Each token displays: - Name: A label to identify the token’s purpose - Token: The masked API key (first and last 4 characters visible) - Permissions: What the token can access (e.g., Transactional read/write)

Sending a Test Email

Before integrating with your application, you can test your setup directly from Broadcast. Navigate to Transactional in the sidebar.

If you have an access token configured, you’ll see a Try it now card with a button to send a test email to your account email address.

Transactional emails empty state with test email option and API reference

The page also displays a ready-to-use cURL command that you can copy and use in your terminal or integrate into your application.

Viewing Transactional Emails

After sending transactional emails, they appear in a list view where you can:

  • Filter by email: Search for emails sent to a specific recipient
  • Filter by status: View all, sent, queued, pending, or failed emails
  • Monitor in real-time: The “Live” indicator shows real-time updates as emails are processed

Transactional emails list showing sent emails with status indicators

Click on any email to view its details, including:

  • Recipient information: Email address and name
  • Email server: Which server was used to send the email
  • Timeline: When the email was created, queued, and sent
  • Email preview: View the rendered email content

Transactional email detail view showing timeline and email preview

You can also resend any transactional email directly from the detail view.

Email Status

Transactional emails go through the following statuses:

Status Description
Pending Email created but not yet queued for sending
Queued Email is in the queue, waiting to be sent
Sent Email was successfully delivered to the mail server
Failed Email failed to send (check error details for more info)

Sending via API

To send transactional emails programmatically, use the API endpoint with your access token. See the Transactional Email API documentation for complete details.

Quick example:

curl "https://your-broadcast-domain.com/api/v1/transactionals.json" \
  -X POST \
  -H "Authorization: Bearer YOUR_ACCESS_TOKEN" \
  -H "Content-Type: application/json" \
  -d '{
    "to": "[email protected]",
    "subject": "Your verification code",
    "body": "Your code is: 123456"
  }'

Unsubscribe Behavior

Transactional emails are fundamentally different from marketing emails. They include essential service-related messages that users need to receive regardless of their marketing preferences.

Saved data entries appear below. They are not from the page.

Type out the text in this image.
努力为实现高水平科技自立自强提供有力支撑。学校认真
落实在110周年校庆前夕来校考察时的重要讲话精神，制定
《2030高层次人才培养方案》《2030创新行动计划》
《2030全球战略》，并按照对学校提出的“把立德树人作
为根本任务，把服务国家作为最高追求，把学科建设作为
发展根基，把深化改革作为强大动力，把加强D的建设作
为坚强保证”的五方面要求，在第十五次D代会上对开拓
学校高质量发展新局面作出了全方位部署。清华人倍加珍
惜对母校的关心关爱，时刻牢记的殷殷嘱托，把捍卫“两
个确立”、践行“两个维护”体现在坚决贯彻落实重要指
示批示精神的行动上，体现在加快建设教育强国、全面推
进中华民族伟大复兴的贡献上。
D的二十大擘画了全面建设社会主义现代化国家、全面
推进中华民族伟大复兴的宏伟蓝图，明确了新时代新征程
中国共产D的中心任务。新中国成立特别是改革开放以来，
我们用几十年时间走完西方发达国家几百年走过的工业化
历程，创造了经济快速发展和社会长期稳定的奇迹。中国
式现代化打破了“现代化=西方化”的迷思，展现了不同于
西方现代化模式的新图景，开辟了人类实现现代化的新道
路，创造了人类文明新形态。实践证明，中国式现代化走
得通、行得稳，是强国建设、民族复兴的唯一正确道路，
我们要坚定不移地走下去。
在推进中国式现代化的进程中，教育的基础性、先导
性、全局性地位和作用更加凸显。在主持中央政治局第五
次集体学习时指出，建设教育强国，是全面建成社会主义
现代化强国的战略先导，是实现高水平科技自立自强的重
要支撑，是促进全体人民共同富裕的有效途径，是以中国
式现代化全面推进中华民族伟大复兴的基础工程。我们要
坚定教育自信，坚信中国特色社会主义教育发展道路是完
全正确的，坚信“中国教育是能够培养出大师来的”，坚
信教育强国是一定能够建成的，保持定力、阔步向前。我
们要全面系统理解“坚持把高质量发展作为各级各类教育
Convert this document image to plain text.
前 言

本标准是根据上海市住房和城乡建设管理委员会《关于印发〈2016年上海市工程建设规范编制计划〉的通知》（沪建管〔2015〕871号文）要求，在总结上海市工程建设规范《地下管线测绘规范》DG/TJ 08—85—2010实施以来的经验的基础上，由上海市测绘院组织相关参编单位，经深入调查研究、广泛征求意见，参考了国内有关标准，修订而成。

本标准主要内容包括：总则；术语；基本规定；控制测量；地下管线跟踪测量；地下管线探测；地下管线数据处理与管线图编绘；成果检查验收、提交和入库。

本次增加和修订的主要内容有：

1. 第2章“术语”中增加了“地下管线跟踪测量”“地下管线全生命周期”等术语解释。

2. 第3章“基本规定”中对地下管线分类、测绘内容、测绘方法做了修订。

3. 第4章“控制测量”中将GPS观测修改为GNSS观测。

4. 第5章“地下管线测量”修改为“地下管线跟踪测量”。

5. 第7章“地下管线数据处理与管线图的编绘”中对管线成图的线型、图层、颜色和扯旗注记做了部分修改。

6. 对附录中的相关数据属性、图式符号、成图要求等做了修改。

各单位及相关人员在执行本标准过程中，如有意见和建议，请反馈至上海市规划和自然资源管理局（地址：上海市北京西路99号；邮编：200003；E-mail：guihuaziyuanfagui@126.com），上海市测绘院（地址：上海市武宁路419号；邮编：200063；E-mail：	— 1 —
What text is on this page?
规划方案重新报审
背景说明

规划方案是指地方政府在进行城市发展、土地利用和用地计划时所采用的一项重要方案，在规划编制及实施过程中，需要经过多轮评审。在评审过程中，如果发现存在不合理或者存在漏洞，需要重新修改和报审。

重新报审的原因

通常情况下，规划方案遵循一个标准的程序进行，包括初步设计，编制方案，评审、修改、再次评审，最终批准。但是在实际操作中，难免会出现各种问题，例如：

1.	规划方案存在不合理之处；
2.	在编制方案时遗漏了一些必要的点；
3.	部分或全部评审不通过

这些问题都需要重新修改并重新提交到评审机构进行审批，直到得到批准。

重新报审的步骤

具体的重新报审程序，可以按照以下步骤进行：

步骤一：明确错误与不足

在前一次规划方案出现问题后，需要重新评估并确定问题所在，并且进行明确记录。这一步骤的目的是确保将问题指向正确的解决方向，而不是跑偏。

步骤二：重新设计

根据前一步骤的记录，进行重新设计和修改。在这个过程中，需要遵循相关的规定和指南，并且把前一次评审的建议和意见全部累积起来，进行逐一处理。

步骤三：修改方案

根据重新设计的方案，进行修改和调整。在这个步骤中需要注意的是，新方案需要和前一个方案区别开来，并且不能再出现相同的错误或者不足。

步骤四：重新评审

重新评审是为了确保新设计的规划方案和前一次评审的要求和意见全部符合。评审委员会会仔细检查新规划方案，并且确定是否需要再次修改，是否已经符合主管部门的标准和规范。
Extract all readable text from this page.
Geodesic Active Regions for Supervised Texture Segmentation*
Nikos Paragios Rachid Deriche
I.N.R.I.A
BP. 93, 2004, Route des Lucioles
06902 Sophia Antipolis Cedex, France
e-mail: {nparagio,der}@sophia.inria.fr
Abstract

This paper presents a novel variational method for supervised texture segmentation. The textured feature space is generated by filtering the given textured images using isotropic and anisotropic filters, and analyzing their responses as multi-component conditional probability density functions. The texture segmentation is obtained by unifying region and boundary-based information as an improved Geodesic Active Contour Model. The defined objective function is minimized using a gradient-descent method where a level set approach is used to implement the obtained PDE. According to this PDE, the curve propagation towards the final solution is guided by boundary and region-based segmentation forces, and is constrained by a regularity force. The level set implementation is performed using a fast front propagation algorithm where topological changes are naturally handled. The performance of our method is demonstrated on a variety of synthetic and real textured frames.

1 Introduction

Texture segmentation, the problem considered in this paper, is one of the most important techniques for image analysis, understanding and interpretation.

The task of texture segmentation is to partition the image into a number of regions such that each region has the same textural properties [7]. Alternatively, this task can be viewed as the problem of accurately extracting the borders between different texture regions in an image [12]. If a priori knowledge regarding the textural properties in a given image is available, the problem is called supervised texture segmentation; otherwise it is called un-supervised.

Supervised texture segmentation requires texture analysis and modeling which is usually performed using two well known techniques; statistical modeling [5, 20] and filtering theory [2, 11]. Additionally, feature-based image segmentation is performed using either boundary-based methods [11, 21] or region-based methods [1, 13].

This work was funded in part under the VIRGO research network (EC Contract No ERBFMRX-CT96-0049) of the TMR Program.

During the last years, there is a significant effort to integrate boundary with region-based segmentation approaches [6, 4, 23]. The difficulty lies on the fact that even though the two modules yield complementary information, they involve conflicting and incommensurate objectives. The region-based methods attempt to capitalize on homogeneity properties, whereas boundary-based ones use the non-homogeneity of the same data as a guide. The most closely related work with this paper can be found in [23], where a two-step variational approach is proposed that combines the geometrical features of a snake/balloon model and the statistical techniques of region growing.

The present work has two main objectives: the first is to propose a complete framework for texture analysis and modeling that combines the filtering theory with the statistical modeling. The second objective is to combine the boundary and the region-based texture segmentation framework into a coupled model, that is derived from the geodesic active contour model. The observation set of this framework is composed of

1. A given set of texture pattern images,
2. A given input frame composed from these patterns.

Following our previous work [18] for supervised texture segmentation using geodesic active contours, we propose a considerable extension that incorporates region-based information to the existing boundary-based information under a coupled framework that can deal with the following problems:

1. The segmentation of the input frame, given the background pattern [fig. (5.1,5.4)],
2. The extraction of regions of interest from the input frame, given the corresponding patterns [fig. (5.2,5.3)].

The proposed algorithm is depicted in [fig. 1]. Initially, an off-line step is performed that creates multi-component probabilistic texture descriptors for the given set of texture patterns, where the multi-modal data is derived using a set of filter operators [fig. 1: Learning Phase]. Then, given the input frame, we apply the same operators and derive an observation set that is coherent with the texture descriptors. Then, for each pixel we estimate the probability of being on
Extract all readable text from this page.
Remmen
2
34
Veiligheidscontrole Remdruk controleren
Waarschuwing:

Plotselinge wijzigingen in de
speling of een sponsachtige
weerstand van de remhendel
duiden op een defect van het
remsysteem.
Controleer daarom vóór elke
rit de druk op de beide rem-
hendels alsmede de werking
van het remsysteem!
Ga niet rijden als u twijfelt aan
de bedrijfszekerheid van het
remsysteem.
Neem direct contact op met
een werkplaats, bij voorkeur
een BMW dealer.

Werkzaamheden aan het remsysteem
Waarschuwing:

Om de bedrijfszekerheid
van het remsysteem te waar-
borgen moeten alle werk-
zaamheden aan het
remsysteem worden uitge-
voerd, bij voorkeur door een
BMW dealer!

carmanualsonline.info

Transactional emails will always be delivered, even if the recipient has unsubscribed from marketing emails. This follows industry standards (CAN-SPAM, GDPR) which distinguish between marketing communications and service-related transactional messages.

However, transactional emails will still be blocked in these cases:

  • Redacted subscribers: If a subscriber has been redacted (GDPR data deletion), transactional emails will not be sent to comply with data protection regulations.
  • Global suppression list: If an email address is on the global suppression list (typically due to hard bounces or invalid addresses), transactional emails will not be sent.